[Python-ideas] Changing `Sequence.__contains__`
Steven D'Aprano
steve at pearwood.info
Mon Jul 21 03:41:43 CEST 2014
On Sun, Jul 20, 2014 at 03:06:33PM -0700, Ram Rachum wrote:
> Why does the default `Sequence.__contains__` iterate through the items
> rather than use `.index`, which may sometimes be more efficient?
Because having an index() method is not a requirement to be a sequence.
It is optional. The implementation for Sequence.__contains__ which makes
the least assumptions about the class is to iterate over the items.
> I suggest an implementation like this:
>
> def __contains__(self, i):
> try: self.index(i)
> except ValueError: return False
> else: return True
>
> What do you think?
That now means that sequence types will have to define an index method
in order to be a sequence. Not only that, but the index method has to
follow a standard API, which not all sequence types may do.
This would be marginally better:
def __contains__(self, obj):
try:
index = type(self).index
except AttributeError:
for o in self:
if o is obj or o == obj:
return True
return False
else:
try:
index(obj)
except ValueError:
return False
else:
return True
but it has at two problems I can see:
- it's not backwards compatible with sequence types which may already
define an index attribute which does something different, e.g.:
class Book:
def index(self):
# return the index of the book
def __getitem__(self, n):
# return page n
- for a default implementation, it's too complicated.

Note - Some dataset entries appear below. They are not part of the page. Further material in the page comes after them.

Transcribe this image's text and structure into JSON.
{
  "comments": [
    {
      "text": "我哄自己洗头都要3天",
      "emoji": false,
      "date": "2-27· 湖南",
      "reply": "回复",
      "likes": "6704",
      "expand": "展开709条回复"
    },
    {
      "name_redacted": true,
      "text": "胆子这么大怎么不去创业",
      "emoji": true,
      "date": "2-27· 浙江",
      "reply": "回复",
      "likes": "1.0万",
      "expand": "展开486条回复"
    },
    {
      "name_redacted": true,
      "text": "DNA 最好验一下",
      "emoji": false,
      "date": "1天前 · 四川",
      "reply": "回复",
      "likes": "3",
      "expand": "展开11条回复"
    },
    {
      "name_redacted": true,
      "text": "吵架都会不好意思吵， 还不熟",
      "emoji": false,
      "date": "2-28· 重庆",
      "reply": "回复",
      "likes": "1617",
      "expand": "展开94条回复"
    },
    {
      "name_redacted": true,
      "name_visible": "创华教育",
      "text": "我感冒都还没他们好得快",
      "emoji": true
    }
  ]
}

If your sequence class has an efficient index method (or an efficient
find method, or __getitem__ method, or any other efficient way of
testing whether something exists in the sequence quickly) it's not much
more work to define a custom __contains__ to take advantage of that.
There's no need for the default Sequence fallback to try to guess what
time-saving methods you might provide.
For a historical view, you should be aware that until recently, tuples
had no index method:
[steve at ando ~]$ python2.5
Python 2.5.4 (r254:67916, Nov 25 2009, 18:45:43)
[GCC 4.1.2 20070626 (Red Hat 4.1.2-14)] on linux2
Type "help", "copyright", "credits" or "license" for more information.
py> (1, 2).index
Traceback (most recent call last):
File "<stdin>", line 1, in <module>
AttributeError: 'tuple' object has no attribute 'index'
There's no reason to expect that all sequences will have an index
method, and certainly no reason to demand that they do.